Klarna’s business model revolves around supplying consumers with zero-interest loans to buy goods, an arrangement known as buy-now-pay-later, or BNPL. The Swedish firm earns money primarily by charging merchants a small fee to offer its services, and acquires capital via a banking arm that accepts deposits and issues bonds. Its partnership with Coinbase will let institutional investors front capital denominated in stablecoins, a type of cryptocurrency pegged to underlying assets like the U.S. dollar.

“Stablecoin connects us to an entirely new class of institutional investors,” said Niclas Neglén, Klarna’s CFO, in a statement.

Friday’s announcement is the latest foray into crypto from Klarna, which went public in September. In late November, Klarna launched its own stablecoin, KlarnaUSD, on a new blockchain backed by the fintech giant Stripe and the crypto venture capitalist Paradigm. About two weeks later, the company said it was working with the crypto wallet developer Privy, which is owned by Stripe, to work on potential crypto products for its users.

Klarna’s crypto integrations come as more fintechs and banks dabble in stablecoins, which proponents say are a faster and cheaper means to send and receive money than existing financial rails.

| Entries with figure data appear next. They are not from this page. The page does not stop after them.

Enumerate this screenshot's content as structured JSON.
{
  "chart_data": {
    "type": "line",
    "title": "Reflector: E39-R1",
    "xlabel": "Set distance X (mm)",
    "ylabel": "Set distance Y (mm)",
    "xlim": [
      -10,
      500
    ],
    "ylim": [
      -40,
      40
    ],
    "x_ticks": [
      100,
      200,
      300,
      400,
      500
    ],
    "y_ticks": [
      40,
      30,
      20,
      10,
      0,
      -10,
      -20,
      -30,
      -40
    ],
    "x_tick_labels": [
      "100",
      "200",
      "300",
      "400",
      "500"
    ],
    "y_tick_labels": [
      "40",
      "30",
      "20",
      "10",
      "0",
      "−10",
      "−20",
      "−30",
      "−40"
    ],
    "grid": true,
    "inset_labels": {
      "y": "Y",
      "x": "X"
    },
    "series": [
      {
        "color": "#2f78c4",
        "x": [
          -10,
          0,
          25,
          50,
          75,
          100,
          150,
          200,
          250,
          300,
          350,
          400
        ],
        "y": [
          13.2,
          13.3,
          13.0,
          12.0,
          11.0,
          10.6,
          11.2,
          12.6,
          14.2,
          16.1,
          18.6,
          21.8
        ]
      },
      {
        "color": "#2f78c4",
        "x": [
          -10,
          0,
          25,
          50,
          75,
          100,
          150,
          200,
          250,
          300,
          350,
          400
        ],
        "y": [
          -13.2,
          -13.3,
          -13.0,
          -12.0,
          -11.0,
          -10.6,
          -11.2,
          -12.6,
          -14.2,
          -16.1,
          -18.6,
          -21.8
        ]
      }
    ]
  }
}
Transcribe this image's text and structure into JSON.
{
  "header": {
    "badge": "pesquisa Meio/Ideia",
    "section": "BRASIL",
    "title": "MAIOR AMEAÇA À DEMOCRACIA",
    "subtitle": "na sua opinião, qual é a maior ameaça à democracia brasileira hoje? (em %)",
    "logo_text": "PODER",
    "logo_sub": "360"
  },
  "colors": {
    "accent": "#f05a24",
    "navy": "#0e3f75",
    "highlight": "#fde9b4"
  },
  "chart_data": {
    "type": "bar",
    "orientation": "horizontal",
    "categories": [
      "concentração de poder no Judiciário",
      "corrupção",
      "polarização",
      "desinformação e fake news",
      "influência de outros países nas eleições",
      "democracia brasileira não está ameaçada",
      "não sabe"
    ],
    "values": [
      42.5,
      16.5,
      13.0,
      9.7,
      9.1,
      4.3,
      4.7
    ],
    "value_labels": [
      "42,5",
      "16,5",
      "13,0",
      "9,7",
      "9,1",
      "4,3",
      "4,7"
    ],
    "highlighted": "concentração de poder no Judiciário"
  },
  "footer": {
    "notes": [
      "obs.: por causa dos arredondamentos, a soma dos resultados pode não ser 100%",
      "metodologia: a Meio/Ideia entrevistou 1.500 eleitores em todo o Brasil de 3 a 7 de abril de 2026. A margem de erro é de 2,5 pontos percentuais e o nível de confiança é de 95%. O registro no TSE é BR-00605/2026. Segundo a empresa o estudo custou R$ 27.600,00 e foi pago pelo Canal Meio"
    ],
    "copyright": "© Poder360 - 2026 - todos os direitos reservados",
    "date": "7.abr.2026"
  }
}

On Thursday, the neobank SoFi announced that it was launching its own stablecoin. In early December, Sony’s banking arm said it was exploring the issuance of its own dollar-backed token. And even Block, the fintech that’s historically been a devoted Bitcoin booster, said that it will integrate stablecoins into Cash App, the digital wallet the company owns. 

The rush into stablecoins follows a series of landmark moments for the crypto assets over the past year. In February, Stripe closed a $1.1 billion deal to acquire the stablecoin startup Bridge. In June, the stablecoin issuer Circle went public in one of the year’s hottest IPOs. And, in July, President Donald Trump signed into law a new bill that creates a regulatory framework for stablecoins.